BI Tahan Suku Bunga, Ekonom: Rupiah Masih Melemah dan Capital Outflow Cukup Masif
BI masih mempertahankan suku bunga 5,75 persen. Namun, ekonom Bank Danamon menilai masih ada ruang untuk turunkan BI Rate di tengah rupiah melemah dan outflow.
IDXChannel - Bank Indonesia (BI) memutuskan mempertahankan suku bunga acuan (BI Rate) di level 5,75 persen. Hal itu untuk menjaga inflasi inflasi tetap terkendali serta dampaknya terhadap dunia usaha.

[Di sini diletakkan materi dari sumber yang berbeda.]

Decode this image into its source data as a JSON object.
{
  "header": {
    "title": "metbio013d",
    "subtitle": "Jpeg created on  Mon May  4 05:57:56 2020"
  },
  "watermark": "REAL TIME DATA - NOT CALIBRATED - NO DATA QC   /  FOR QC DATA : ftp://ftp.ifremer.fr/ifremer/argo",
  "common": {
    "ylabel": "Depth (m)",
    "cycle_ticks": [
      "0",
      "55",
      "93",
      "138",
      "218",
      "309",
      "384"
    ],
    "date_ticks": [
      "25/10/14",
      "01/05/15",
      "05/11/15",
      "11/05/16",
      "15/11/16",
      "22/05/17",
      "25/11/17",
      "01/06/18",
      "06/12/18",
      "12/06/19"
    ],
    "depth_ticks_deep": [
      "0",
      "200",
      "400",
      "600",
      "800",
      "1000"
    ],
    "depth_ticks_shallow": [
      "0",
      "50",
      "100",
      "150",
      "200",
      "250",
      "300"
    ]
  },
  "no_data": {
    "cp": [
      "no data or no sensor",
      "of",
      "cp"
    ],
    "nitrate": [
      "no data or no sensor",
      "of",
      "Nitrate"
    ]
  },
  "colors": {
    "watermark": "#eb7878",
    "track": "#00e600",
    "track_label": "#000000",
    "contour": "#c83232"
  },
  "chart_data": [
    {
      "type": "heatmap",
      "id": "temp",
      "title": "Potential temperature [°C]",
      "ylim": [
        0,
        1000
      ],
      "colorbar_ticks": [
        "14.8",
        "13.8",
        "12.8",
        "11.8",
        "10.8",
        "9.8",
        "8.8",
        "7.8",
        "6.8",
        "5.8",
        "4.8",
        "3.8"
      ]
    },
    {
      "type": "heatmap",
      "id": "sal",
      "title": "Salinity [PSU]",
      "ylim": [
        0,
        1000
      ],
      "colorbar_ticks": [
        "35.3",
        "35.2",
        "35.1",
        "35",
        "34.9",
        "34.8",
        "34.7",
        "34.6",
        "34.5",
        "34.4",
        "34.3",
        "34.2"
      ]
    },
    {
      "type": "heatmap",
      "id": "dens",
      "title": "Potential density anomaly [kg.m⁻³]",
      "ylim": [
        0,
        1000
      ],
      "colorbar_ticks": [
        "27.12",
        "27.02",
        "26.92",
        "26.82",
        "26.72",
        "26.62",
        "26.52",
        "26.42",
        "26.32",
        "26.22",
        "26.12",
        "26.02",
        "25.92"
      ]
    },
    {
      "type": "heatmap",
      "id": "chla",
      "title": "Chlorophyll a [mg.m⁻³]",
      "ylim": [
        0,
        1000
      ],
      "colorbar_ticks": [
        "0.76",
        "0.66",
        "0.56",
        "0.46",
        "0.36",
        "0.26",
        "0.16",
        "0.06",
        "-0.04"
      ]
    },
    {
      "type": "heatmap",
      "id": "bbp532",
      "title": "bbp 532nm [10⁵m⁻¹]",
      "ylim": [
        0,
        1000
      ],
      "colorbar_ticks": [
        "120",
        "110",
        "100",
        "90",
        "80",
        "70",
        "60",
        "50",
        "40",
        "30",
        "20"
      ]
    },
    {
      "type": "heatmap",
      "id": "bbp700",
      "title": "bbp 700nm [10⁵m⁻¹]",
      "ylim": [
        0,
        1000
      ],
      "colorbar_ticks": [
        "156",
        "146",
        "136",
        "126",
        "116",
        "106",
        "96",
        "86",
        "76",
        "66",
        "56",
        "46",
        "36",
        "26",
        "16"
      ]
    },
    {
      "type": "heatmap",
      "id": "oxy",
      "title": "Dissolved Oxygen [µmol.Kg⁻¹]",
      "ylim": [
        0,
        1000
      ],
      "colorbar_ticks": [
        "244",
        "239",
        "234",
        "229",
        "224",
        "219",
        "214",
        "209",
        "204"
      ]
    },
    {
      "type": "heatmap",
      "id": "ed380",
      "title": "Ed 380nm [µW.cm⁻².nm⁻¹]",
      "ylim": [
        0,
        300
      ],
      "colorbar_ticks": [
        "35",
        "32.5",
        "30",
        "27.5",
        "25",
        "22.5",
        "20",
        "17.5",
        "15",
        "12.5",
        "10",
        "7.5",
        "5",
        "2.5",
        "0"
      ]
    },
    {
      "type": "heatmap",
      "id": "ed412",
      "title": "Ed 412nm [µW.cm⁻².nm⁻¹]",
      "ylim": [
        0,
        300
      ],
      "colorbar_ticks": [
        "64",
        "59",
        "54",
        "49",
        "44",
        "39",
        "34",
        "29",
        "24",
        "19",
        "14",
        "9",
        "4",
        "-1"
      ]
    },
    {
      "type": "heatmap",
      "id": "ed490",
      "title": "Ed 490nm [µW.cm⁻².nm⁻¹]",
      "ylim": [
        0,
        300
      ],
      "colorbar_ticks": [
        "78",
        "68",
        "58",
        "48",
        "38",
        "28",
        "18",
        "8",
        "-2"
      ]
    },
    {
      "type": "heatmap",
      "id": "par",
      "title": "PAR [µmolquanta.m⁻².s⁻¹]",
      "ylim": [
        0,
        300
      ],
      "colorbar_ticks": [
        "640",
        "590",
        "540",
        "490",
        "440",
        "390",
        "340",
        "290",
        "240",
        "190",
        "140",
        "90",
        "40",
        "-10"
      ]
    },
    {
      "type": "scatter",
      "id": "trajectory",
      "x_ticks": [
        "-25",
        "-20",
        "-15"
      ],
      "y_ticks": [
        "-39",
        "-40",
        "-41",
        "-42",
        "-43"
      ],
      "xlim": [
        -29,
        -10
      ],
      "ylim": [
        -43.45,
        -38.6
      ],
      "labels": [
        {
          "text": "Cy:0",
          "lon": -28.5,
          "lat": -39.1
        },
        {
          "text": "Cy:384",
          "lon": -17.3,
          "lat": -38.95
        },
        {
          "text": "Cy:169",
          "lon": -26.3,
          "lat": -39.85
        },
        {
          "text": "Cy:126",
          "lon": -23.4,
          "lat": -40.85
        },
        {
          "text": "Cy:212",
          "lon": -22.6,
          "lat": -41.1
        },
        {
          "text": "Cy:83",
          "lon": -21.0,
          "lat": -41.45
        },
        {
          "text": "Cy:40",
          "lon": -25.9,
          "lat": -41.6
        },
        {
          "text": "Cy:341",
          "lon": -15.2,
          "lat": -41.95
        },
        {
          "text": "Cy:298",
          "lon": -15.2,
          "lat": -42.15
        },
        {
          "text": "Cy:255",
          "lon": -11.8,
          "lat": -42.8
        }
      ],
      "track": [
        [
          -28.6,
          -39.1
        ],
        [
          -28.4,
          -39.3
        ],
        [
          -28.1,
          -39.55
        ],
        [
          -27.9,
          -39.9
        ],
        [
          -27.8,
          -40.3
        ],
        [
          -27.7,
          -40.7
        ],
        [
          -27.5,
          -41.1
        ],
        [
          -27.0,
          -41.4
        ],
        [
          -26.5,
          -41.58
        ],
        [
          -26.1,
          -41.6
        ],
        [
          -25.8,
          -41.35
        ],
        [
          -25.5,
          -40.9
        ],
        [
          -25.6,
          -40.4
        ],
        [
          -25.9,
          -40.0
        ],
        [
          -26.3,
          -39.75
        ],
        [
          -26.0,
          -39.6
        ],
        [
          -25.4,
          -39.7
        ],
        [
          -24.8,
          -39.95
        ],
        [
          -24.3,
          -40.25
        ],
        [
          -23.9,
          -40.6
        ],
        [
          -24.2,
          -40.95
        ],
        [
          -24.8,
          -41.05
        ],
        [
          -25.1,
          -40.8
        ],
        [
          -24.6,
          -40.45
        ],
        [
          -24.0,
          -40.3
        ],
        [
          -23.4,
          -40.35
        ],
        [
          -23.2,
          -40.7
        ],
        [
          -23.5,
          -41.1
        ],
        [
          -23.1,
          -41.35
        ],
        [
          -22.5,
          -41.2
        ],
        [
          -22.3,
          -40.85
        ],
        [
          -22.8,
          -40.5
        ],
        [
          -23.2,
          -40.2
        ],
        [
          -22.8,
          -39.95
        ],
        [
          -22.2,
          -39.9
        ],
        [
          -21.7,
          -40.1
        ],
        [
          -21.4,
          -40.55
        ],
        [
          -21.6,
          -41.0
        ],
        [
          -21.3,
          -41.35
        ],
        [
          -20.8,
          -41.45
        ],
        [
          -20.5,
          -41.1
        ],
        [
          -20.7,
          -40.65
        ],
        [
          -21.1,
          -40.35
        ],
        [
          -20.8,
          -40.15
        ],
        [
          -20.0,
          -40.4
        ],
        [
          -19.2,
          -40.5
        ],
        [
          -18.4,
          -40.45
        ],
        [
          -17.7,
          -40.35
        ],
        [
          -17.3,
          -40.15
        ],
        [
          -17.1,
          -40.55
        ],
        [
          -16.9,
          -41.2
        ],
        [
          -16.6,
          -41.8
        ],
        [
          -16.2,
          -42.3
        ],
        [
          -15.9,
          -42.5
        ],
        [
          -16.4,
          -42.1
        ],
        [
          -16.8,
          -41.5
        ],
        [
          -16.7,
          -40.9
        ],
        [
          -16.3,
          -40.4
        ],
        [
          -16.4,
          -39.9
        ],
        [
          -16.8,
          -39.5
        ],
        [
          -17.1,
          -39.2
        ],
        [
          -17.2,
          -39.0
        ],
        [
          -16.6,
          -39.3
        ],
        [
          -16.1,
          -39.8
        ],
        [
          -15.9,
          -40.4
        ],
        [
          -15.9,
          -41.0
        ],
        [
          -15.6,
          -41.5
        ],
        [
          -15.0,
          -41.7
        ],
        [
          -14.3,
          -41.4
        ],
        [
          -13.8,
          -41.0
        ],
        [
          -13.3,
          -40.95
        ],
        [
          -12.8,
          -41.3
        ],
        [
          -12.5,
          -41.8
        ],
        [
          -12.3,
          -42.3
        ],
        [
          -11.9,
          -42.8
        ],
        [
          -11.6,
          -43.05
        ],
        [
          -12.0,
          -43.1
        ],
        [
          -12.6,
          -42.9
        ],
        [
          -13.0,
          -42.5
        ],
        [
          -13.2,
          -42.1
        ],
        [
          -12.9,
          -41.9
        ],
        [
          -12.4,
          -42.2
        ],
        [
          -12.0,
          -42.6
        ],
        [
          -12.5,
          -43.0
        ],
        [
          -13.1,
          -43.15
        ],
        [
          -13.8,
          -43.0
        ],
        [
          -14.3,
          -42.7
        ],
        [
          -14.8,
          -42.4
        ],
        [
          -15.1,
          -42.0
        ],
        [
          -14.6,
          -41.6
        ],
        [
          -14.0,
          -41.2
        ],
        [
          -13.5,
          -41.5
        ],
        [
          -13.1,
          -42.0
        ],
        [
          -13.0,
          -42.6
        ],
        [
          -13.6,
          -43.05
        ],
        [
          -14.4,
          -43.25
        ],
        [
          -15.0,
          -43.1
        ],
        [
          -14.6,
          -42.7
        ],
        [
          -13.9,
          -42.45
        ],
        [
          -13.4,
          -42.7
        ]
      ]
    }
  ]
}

Ekonom PT Bank Danamon Tbk (BDMN), Rosianna Evalita Sitomorang menilai meskipun Indonesia sempat mengalami deflasi yang cukup dalam di awal tahun dengan minus 0,9 persen yoy, namun inflasi inti (core inflation) justru menunjukkan kenaikan.
"Posisinya per Februari tercatat di 2,48 persen di mana ini merupakan target dari bank central dan core inflation ini adalah suatu reflection, dari supply dan demand, berarti ketika core inflation yang naik, demand yang naik," katanya, Kamis (20/3/2025).
Menurut Rosianna, hal itu mencerminkan adanya peningkatan permintaan, terlebih karena faktor Ramadan, THR, dan adanya kenaikan upah minimum. Dari faktor tersebut, Rosianna menilaiBI sebenarnya memiliki ruang untuk menurunkan suku bunga guna mendorong pertumbuhan ekonomi.
Kendati demikian, dia juga menekankan agar stabilitas nilai tukar rupiah tetap menjadi faktor yang harus dijaga. Saat ini, rupiah masih menunjukkan kinerja yang kurang baik dibandingkan mata uang lain di kawasan Asia.
"Karena baik secara psikis, maupun juga tadi, dari faktor panah outflow dari emerging ke aset-aset yang dianggap lebih aman ataupun ke negara-negara destinasi yang dikira lebih menarik, itu yang masih menjadi concern seiring antisipasi terhadap perang dagang ini karena baik di global, maupun juga di kawasan Asia ya, ini dampak dari penerapan tarif ini merupakan suatu concern yang paling utama," kata dia.
Rosianna juga mencatat dalam beberapa waktu terakhir, pasar keuangan Indonesia mengalami arus keluar modal yang cukup besar. “Kita melihat outflow yang cukup masif, hampir mencapai USD1,5 miliar di pasar ekuitas. Sayangnya, ini belum dapat dikompensasi dengan arus modal masuk ke instrumen obligasi,” tuturnya.